ALEX WALKED in the front door. He almost called out Liz’s name, but the house was so quiet, he realized she must be napping.
He glanced down the hall and saw that her door was open, which seemed odd. Or perhaps that open door signified an invitation. He shed his jacket and walked down the hall with light footsteps in case she was asleep, hoping she wasn’t, hoping she’d welcome him…
He peeked through the doorway. The bed was neatly made.
He called her name. He called Sinbad. He searched the house, finding her coat on its hook inside the front door, her purse on the chair where she usually left it, a package of walnuts and some chocolate chips sitting on the drainboard, an open window in the bathroom. It was the only window in the house that didn’t have a screen. He closed the window, curious now, and let himself out the back door.
Thanks to the fog, it was difficult to see any distance, but a quick walk around the yard assured him she wasn’t there. He recalled her mentioning her uncle’s boxes so he searched the garage and then opened the door to the attic. No Liz, no Sinbad.
This was getting spooky. Might Liz have ridden into town with a friend? Wouldn’t she have left him a note? Wouldn’t she have taken her coat and purse? Would she walk across the road to Harry Idle’s house? Why? And what about Sinbad, what about the open window?
He found himself out in the back again, and this time the bluff drew him like a magnet. It was impossible to tell if she’d come this way and it was still too foggy to see the beach below.
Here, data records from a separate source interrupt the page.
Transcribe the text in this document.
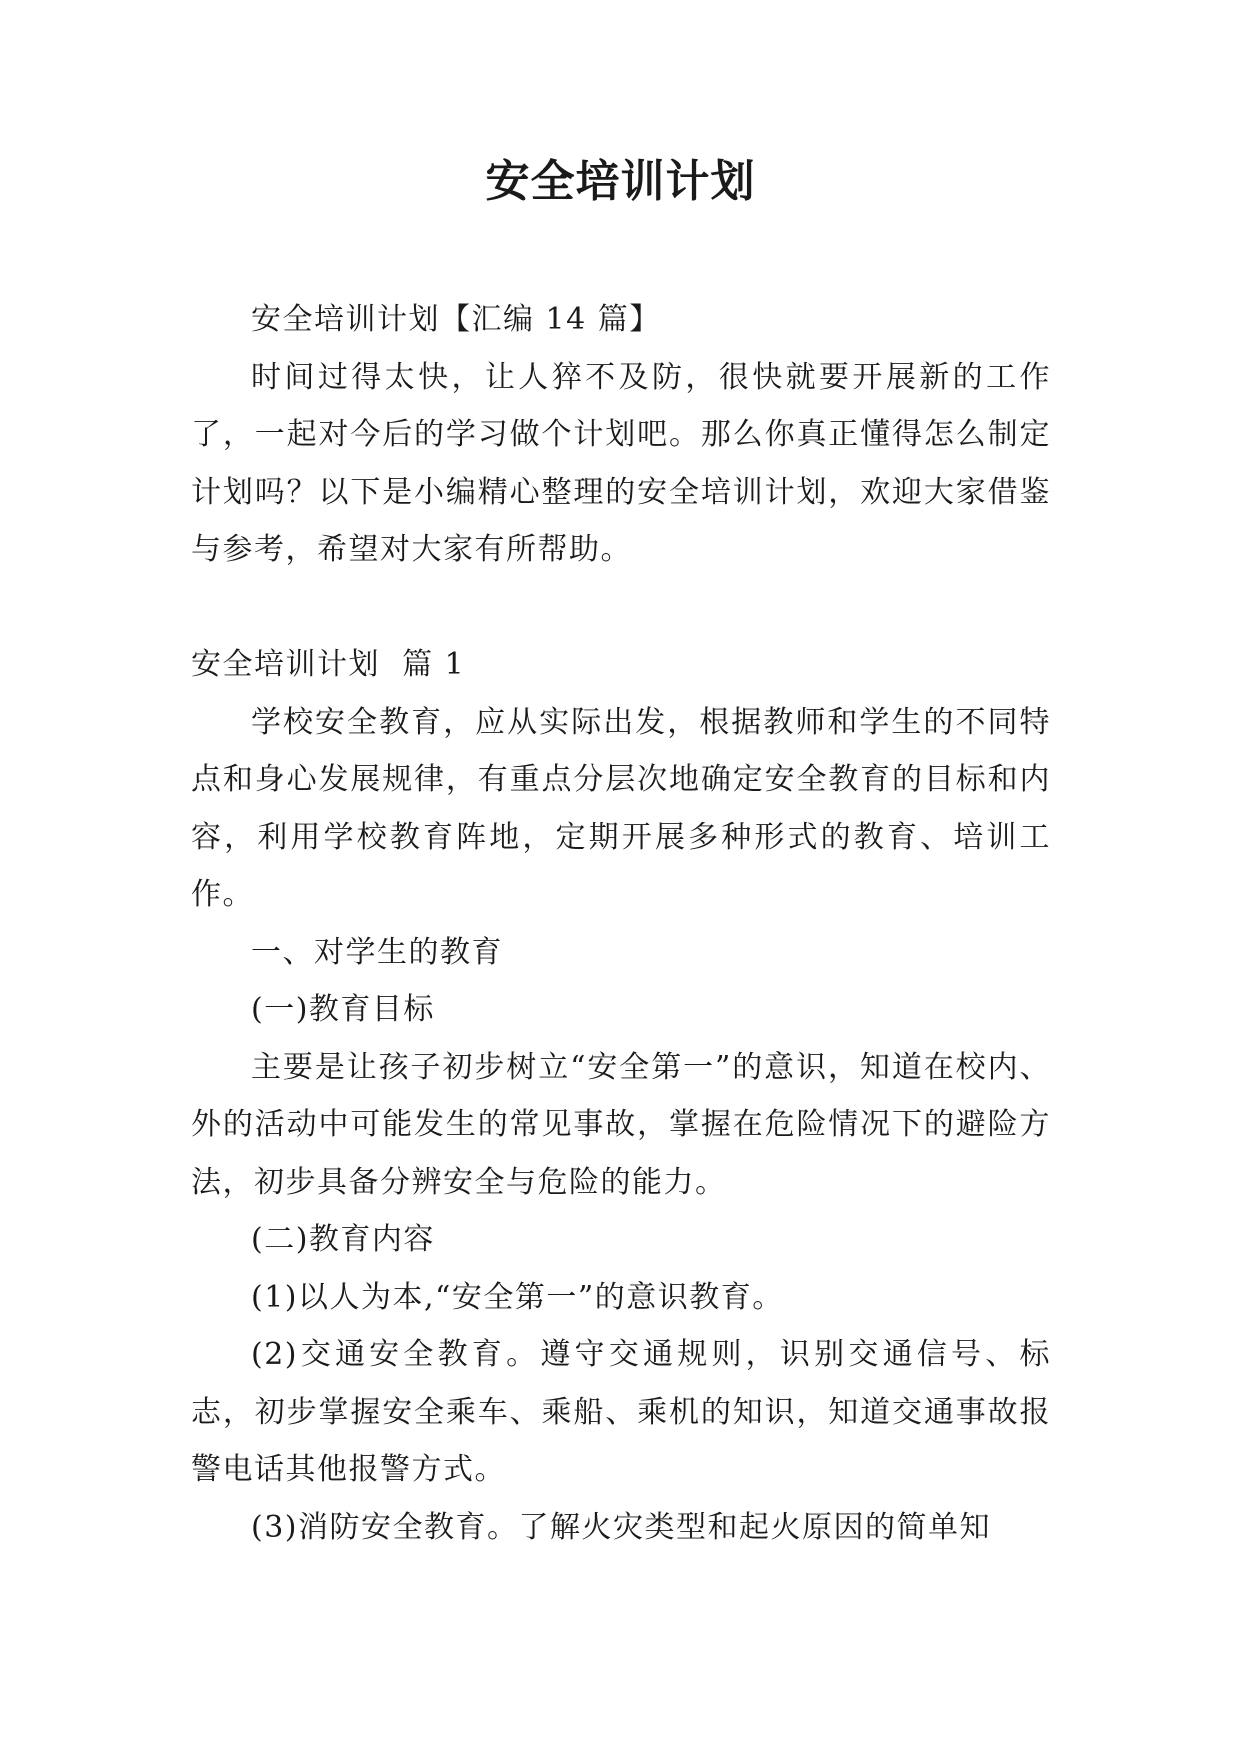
安全培训计划

安全培训计划【汇编 14 篇】

时间过得太快，让人猝不及防，很快就要开展新的工作了，一起对今后的学习做个计划吧。那么你真正懂得怎么制定计划吗？以下是小编精心整理的安全培训计划，欢迎大家借鉴与参考，希望对大家有所帮助。

安全培训计划  篇 1

学校安全教育，应从实际出发，根据教师和学生的不同特点和身心发展规律，有重点分层次地确定安全教育的目标和内容，利用学校教育阵地，定期开展多种形式的教育、培训工作。

一、对学生的教育

(一)教育目标

主要是让孩子初步树立“安全第一”的意识，知道在校内、外的活动中可能发生的常见事故，掌握在危险情况下的避险方法，初步具备分辨安全与危险的能力。

(二)教育内容

(1)以人为本,“安全第一”的意识教育。

(2)交通安全教育。遵守交通规则，识别交通信号、标志，初步掌握安全乘车、乘船、乘机的知识，知道交通事故报警电话其他报警方式。

(3)消防安全教育。了解火灾类型和起火原因的简单知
He called her name. He heard a faint answer and his heart flooded with relief and then, as she screamed, with panic.
He raced down the stairs, his mind filled with horrible images. He pushed them aside as he negotiated the landings and switchbacks, expecting to see her appear in the fog at any given moment, the victim, perhaps, of a twisted ankle or a cramp. He kept yelling her name, but after that scream he hadn’t heard a sound except the waves hitting the rocks. Dread
and fear bit at his heels like two malevolent dogs.
Not Liz. Not the baby. Not hurt. No.
The second to last landing was just ahead. The moment his foot hit it, the whole thing swayed and he skidded to a stop, hopping back as the creak of wood competed with the sound of the surf and the whole thing looked ready to plunge into the sea. Rails and steps dangled like the broken limbs of damaged trees after a storm. Most importantly, Liz, plastered precariously against the cliff, one hand gripping a tuft of long weeds, one leg wrapped around a piece of swaying railing, was trapped.
“Alex!” she cried.
His head cleared as he surveyed the scene and weighed his options. He didn’t think she could last long enough in that position to wait for a rescue team. He knew what had to be done and he knew it had to be done quickly.
“I’m going to get a rope. Can you hold on a little longer?”
“I…I think so.”
“Just hold on. I’ll be right back.”
“Hurry.”
“I’ll be right back.”
Leaving her like that was about the hardest thing he’d ever done, but attempting to rescue her without a rope was stupid. Thankfully, he could picture a long, thick coil of three-quarter-inch nylon rope hanging in the garage right where he’d placed it over a year before. He took the steps two and three at a time, arriving at the top gasping for air but running.
Where was Liz’s cell phone? Should he waste time searching for it and calling for help? He didn’t have time and he let the thought go as he raced into the garage.
The rope was where it was supposed to be. He looped it over his shoulder, comforted by the heaviness of it. There had to be at least a hundred feet. He grabbed his leather gloves off the workbench at the last moment. Within minutes, he was back across the yard, pulling on the gloves.
He’d fished for salmon off the coast many times, and he’d seen the beach stairs from that vantage point more than once. He knew the first landing was more or less above the third landing, slightly off to the left, perfect. Pausing at the top of the bluff to tie off an end of the rope to one of the cement pillars that formed the anchor for the stairs, he gathered up the rest and started down.